Runner Up: Damian Lillard, Guard, Blazers
COACH OF THE YEAR: Frank Vogel, Pacers
There are obviously a bunch of candidates here (more or less every Playoff-caliber team’s coach minus the inept Vinny Del Negro), but Vogel and his Pacers top the list. Indiana has a deep team with a perfect mix of youth and veterans. The starting five figures to feature George Hill and Paul George in the backcourt and Danny Granger, David West and Roy Hibbert in the frontcourt. DJ Augustin, Gerald Green, Ian Mahinmi and Tyler Hansbrough will be the main guys off a revamped bench. They’ve got outside scorers, inside scorer and great defenders, and are primed for a big year after getting knocked out by the Heat in a thrilling six-game series last season.
With Derrick Rose slated to miss at least half of the upcoming season, there’s an opening for the No. 2 seed in the East behind Miami. Do not be surprised if Indiana fills that slot.
Runner Up: George Karl, Nuggets
MOST IMPROVED PLAYER: Evan Turner, Guard-Forward, 76ers
Most Improved is very difficult to predict, since it often goes to an out-of-left-field guy like Ryan Anderson or Jeremy Lin. It’s nearly impossible to guess a true shocker like those guys correctly (Patty Mills comes to mind). And at the same time, a guy who produced too much last year won’t win, either (Paul George comes to mind).

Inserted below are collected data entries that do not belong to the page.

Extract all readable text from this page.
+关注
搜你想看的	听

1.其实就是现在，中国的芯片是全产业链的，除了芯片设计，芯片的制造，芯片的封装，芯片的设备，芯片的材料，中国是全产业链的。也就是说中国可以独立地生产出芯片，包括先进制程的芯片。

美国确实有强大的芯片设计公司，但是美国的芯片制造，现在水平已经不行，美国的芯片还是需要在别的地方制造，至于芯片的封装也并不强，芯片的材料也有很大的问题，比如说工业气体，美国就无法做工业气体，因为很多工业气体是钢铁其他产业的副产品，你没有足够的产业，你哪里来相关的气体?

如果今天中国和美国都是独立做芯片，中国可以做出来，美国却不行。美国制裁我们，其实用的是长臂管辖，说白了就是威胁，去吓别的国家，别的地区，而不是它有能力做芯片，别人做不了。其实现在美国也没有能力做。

So I’m going with a somewhat proven guy with miles and miles of potential ahead of him. Turner averaged 9.5 points, 6 boards and 3 dimes last year in varying roles for Philly, but could explode this year. The Sixers traded away Andre Iguodala to Denver and allowed Lou Williams to walk to Atlanta, and replaced them with inferior talents in Nick Young, Jason Richardson and Dorell Wright. That should open up minutes for Turner, who has succeeded when he gets a real opportunity.
In 17 starts at guard last season, he averaged 12 points, 6.5 boards, 3 assists and a steal. In three starts at forward, he averaged a big-time 17 points, 8.7 boards, 3.7 assists, 0.7 steals and 1.3 blocks. Both are fairly small sample sizes—especially the latter—but it’s clear Turner can play. He can contribute all over the floor and Philly will need someone to step their production up without Iggy and Williams, who were their two best late-game scorers. There’s no reason Turner can’t be that guy.